Educação e permanência dos jovens no campo

No assentamento de Ponta Porã, a inovação aparece também como tentativa de enfrentar outro desafio histórico do meio rural: a saída de jovens para os centros urbanos.

O Hub de Educação e Inovação Rural atua justamente para fortalecer vínculos entre estudantes e o território onde vivem. O projeto reúne professores, técnicos, pesquisadores e alunos de graduação e pós-graduação em ações voltadas à formação tecnológica e produção rural. 

Segundo Juliana Carrijo, a equipe reúne cerca de 60 colaboradores de diferentes áreas do conhecimento e busca financiamento em editais públicos de pesquisa e extensão tecnológica.

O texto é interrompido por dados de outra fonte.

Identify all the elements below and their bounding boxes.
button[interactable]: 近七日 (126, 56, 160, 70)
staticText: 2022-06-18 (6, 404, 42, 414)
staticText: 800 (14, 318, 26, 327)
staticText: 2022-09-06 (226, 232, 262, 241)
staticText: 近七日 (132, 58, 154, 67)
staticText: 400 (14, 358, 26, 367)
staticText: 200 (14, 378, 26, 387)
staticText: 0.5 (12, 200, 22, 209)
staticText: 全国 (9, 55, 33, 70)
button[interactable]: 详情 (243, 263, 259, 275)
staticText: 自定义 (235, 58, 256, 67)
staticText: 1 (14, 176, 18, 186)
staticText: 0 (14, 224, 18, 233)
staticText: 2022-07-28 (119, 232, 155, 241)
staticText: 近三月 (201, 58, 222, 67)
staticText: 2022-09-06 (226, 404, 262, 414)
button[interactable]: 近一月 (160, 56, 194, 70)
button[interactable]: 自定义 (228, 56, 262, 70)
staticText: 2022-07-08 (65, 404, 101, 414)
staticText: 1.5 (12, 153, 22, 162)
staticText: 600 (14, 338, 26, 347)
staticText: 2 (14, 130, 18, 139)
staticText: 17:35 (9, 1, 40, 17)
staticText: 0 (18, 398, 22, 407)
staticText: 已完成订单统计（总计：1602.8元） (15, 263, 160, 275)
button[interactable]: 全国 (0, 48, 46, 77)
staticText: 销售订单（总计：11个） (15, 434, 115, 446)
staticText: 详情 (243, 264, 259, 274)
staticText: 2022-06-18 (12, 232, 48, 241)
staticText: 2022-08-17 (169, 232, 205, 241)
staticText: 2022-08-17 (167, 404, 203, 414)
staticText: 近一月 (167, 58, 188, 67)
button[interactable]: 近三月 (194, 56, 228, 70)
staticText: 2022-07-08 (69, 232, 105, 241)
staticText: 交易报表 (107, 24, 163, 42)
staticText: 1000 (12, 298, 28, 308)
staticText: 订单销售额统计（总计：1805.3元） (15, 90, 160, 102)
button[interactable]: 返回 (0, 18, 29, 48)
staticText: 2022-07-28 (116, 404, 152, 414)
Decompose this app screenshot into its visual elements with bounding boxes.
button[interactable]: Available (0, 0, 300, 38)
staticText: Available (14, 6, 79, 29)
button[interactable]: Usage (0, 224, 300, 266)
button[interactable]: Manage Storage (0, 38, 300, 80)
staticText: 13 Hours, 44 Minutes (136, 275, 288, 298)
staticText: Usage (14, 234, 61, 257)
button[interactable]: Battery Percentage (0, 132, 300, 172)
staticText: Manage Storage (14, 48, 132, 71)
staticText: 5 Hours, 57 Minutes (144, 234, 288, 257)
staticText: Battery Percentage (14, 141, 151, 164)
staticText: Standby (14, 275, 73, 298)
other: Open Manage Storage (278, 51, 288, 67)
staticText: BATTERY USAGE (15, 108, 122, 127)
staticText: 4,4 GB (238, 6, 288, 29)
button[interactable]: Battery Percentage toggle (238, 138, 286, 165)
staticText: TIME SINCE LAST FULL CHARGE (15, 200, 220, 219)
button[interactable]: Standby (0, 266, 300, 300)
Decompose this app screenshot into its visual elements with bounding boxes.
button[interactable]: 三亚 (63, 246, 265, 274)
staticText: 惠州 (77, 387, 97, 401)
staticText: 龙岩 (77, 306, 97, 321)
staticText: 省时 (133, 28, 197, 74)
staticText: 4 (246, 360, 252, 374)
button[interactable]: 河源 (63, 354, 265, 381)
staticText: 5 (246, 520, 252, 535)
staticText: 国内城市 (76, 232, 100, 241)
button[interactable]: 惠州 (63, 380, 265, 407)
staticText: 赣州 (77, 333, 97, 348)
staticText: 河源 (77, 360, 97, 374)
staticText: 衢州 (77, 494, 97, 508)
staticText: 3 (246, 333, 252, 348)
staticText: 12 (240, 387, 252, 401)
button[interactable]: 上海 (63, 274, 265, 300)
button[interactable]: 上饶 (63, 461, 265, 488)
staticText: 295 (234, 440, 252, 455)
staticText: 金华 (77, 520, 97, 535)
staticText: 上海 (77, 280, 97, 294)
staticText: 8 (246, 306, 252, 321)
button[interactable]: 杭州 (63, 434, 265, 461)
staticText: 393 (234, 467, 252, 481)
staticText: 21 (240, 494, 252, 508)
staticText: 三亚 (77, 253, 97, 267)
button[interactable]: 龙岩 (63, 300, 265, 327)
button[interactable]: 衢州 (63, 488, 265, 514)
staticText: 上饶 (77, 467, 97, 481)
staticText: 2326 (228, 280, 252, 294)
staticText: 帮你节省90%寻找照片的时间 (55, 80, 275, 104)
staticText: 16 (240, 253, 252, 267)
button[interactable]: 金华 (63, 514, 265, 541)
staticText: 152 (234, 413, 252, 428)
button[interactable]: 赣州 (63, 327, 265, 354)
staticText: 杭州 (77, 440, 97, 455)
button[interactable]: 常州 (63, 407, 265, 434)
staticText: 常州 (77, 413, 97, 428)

Ela afirma que o espaço deverá funcionar como uma espécie de vitrine tecnológica voltada à agricultura familiar, conectando conhecimento científico e saberes locais em projetos aplicados à realidade do assentamento. 

Pesquisa aplicada mira novo perfil econômico

A aposta em ciência aplicada ao agro faz parte de uma estratégia mais ampla do Estado para diversificar a economia ligada à produção rural. Drones com inteligência artificial, agricultura de precisão e desenvolvimento de bioinsumos aparecem entre as áreas vistas como promissoras. 

Nesse cenário, universidades e centros de pesquisa passam a ocupar papel cada vez mais próximo das cadeias produtivas, em uma tentativa de transformar conhecimento científico em atividade econômica.

Mais do que ampliar o uso de tecnologia nas lavouras, o movimento busca criar soluções desenvolvidas dentro do próprio Estado, com potencial de aplicação em outros mercados.